Dans le silence recueilli de la salle de conférence de l’Institut National des Arts à Kinshasa, une seule voix s’est élevée ferme, vibrante, marquée par la douleur et la détermination.
Dolores Matumbu, directrice générale de DM Consulting et responsable des relations publiques du magazine Le Zénith, n’a pas simplement pris la parole lors du cinquième panel de la conférence Women UP ; elle a livré un fragment de son histoire, une part de son âme.
Ce panel, intitulé « La parole des survivantes : briser les silences pour sensibiliser », s’est tenu dans le cadre de la quatrième édition de Women UP, sous le haut patronage de la Générale-Major Justine Sheshi, point focal genre des FARDC.
Une survivante qui parle pour toutes les autres

« Je suis une survivante. »
C’est par ces mots simples et percutants que Dolores Matumbu a ouvert son intervention.
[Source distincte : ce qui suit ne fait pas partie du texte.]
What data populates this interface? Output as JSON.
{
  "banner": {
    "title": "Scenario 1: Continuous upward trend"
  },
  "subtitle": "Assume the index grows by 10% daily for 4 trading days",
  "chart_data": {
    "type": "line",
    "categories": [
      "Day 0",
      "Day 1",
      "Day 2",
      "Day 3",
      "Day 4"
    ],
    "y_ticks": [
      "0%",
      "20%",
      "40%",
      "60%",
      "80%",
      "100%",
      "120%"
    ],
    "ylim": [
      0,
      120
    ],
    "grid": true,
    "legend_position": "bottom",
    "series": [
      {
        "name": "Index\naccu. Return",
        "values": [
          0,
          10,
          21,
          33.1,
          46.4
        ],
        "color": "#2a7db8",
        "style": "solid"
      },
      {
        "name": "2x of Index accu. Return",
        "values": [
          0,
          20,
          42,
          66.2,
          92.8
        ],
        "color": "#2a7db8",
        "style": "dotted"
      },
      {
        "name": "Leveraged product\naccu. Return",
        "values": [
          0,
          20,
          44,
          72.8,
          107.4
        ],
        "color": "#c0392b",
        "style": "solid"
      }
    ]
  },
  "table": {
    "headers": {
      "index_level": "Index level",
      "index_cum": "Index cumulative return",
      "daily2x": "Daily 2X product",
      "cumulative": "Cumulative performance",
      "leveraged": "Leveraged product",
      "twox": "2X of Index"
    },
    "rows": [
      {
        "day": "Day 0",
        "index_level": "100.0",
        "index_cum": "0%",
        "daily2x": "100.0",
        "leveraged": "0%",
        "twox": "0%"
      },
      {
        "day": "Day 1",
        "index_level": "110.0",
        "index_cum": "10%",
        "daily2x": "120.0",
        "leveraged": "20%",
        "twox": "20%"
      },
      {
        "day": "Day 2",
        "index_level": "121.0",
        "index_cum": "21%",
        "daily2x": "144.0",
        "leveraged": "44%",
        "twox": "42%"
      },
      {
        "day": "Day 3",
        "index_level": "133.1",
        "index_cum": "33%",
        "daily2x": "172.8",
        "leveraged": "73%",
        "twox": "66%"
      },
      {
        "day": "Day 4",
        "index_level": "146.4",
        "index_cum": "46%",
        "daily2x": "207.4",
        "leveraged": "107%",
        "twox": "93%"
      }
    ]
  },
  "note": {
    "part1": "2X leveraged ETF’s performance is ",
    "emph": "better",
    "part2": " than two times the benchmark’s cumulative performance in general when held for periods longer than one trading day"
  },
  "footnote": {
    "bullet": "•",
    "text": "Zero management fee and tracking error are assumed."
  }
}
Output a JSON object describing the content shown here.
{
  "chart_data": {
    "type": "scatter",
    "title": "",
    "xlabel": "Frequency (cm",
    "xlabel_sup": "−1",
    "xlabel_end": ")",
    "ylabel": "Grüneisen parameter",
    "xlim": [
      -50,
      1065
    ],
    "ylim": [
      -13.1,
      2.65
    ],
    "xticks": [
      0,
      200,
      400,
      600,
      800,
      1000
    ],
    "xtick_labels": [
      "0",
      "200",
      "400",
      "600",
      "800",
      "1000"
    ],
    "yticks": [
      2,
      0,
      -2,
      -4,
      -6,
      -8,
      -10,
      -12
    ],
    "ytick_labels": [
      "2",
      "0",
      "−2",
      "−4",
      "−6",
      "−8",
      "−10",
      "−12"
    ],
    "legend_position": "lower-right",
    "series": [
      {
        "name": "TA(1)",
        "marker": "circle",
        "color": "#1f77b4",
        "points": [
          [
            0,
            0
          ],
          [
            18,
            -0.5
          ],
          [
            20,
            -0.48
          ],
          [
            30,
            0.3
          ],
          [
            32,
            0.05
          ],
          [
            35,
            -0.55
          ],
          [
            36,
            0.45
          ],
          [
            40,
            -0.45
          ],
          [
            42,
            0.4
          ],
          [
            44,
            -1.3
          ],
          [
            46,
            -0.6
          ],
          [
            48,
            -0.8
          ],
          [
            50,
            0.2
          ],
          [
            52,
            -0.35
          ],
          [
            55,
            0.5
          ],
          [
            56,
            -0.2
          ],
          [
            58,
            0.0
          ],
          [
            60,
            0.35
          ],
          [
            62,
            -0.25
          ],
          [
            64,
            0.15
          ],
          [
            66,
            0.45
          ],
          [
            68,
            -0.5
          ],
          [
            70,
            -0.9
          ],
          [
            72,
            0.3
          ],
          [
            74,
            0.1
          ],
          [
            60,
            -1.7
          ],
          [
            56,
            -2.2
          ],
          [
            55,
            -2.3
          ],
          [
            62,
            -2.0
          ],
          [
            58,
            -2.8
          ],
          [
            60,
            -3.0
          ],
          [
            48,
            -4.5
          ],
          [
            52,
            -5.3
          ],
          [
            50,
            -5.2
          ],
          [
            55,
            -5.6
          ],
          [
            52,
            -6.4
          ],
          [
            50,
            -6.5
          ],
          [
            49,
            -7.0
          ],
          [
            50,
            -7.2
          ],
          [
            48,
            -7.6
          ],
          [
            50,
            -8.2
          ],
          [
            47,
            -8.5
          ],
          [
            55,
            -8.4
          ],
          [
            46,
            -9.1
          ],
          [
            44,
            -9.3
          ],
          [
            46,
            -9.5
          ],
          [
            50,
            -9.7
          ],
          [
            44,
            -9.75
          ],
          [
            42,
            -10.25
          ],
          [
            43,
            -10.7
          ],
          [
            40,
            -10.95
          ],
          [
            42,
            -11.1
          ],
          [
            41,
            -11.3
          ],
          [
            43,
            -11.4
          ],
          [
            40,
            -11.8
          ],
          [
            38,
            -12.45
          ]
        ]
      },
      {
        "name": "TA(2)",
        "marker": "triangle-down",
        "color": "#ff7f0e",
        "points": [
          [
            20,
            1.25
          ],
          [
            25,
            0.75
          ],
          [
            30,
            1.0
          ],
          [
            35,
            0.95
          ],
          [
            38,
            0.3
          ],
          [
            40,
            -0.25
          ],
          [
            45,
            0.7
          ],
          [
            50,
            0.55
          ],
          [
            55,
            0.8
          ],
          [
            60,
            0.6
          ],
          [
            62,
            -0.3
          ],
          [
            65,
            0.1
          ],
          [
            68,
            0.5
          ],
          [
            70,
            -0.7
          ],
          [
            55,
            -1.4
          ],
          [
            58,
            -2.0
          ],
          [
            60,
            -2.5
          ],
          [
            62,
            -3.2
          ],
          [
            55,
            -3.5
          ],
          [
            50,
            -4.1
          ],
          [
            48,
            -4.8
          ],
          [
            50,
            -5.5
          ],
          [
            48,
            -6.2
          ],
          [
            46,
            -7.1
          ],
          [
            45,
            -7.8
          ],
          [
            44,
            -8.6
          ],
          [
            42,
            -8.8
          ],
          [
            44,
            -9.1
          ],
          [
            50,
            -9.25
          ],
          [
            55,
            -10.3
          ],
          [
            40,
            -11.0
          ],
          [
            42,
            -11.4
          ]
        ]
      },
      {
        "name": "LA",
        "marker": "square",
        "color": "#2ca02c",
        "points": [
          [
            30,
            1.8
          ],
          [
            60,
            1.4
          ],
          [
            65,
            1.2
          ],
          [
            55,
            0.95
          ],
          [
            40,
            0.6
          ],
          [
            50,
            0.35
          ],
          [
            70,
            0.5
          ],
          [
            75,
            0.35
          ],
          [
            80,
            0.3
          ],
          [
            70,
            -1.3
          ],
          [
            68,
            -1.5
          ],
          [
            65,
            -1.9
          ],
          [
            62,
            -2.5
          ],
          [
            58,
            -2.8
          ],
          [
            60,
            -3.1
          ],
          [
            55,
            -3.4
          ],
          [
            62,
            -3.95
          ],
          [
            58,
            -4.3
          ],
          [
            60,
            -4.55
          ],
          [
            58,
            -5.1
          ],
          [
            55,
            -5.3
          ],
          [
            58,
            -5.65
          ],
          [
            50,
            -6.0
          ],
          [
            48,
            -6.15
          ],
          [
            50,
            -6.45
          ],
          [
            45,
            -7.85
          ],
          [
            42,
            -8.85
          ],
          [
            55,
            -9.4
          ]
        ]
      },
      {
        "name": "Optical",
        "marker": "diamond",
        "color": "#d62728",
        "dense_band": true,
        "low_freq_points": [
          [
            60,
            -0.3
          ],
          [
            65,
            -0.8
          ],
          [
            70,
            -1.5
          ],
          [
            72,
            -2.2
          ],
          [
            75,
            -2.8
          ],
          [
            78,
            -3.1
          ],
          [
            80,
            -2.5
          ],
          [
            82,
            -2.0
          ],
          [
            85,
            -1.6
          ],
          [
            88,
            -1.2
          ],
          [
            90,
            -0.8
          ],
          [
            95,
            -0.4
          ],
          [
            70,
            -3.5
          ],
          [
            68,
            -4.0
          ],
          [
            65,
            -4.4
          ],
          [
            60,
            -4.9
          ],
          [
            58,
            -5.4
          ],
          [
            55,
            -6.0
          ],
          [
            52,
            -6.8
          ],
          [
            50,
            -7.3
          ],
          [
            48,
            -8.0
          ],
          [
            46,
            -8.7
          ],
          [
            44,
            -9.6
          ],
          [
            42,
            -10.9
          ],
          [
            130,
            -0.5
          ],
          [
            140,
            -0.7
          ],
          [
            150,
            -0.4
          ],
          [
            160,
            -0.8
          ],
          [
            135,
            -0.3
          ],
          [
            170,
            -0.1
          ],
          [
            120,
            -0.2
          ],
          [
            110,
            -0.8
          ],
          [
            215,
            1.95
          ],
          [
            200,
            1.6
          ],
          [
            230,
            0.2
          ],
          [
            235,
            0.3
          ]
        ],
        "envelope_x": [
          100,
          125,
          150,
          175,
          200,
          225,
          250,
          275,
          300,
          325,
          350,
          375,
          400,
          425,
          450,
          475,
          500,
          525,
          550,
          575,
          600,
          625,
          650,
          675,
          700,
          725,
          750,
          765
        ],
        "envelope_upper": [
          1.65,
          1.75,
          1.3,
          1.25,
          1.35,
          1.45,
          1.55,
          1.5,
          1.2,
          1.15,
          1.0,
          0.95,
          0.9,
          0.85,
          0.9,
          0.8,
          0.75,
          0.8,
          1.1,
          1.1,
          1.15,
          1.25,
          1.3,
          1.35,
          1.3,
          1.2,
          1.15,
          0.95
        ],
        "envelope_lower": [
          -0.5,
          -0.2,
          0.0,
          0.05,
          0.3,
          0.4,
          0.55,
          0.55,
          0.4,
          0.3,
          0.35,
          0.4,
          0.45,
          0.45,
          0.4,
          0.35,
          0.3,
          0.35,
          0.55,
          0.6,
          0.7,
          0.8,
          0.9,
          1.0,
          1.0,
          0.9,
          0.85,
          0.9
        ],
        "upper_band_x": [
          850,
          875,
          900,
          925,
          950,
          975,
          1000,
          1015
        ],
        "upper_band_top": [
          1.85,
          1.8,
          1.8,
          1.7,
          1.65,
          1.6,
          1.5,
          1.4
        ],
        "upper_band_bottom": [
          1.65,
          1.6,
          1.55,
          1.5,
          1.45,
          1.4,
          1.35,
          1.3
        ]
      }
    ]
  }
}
Elle ne parlait pas en militante ou en technicienne des droits humains, mais en témoin direct une femme qui a vu, vécu et porté les blessures invisibles d’une guerre sans visage.
Originaire de l’Est de la RDC, elle a évoqué sans détour les horreurs vécues dans les zones de conflit : Goma, Moonga, les camps de déplacés lieux où l’innocence meurt et où la guerre devient un quotidien.
Une rencontre décisive : Furah

Le témoignage de Dolores prend racine dans une rencontre marquante : celle de Furah, une adolescente de 15 ans dont le nom signifie joie en swahili.
« Elle avait marché toute la nuit pour arriver jusqu’à mon bureau. Elle venait d’être violée… encore une fois. », a-t-elle dit.
Cette jeune fille blessée mais debout, est devenue pour Dolores un déclencheur. À travers elle, Dolores a trouvé une force nouvelle, une urgence de parler — non plus seulement en son nom, mais au nom de toutes les Furah du Congo.
Du traumatisme à l’engagement

À seulement 20 ans, sa voix se forgeait déjà dans le tumulte des violences. Plutôt que de se taire, elle a choisi d’agir.
Formée par le programme Sifa, elle a intégré des structures humanitaires, occupant des fonctions de direction administrative et de coordination de cellules de soutien. Elle a accompagné des femmes déplacées, des mères contraintes de vendre leur corps pour survivre, des survivantes à la recherche de dignité.
À Dar-es-Salaam, elle a aidé huit femmes à lancer un atelier. Pas des promesses, mais des actions concrètes, ancrées dans le réel.
Un plaidoyer pour l’inclusion totale

« La reconstruction ne peut être fragmentaire. On ne soigne pas des blessures avec des mots seulement. », a-t-elle expliqué.
Pour Dolores, il est urgent de construire un écosystème de soutien global : des centres d’accueil, des soins, de la formation, mais aussi un changement de regard sur les survivantes. Elle appelle gouvernements, bailleurs et citoyens à une implication tangible.
« Une femme qui se relève, c’est une communauté entière qui se redresse avec elle», dit-elle.
Elle rappelle aussi que les victimes ne sont pas toutes des femmes. Les hommes mutilés, les pères brisés, les enfants soldats doivent également être inclus dans les efforts de reconstruction.
« La violence n’a pas de genre. C’est toute la société qui doit guérir», dit-elle.
Briser le silence, un acte de paix et de justice

« Briser le silence est un acte de paix. C’est un acte politique. C’est un acte d’amour», a-t-elle ajouté.
Chaque mot posé, chaque vérité énoncée, ouvre un chemin vers la guérison collective. Dolores tend la main à toutes celles qu’on a laissées de côté, affirmant :
« La lumière jaillit dans la nuit la plus sombre. Je suis la preuve qu’on peut tomber et se relever. »
Des voix courageuses pour une paix durable

Sous la modération de la journaliste Christelle Mpongo, ce cinquième panel a été un moment de vérité brute. Pas de statistiques désincarnées, mais des récits vivants, incarnés, bouleversants.
Women UP, organisé par Le Zénith Magazine, est plus qu’un événement : c’est un espace de construction de paix à partir du vécu des femmes. Un lieu où elles exigent leur place dans les politiques de réparation, de prévention et de reconstruction.
Dolores Matumbu l’a rappelé avec force : les survivantes ne sont pas que des victimes. Elles sont bâtisseuses. Piliers. Phares dans la nuit. Des voix qu’on ne peut plus ignorer.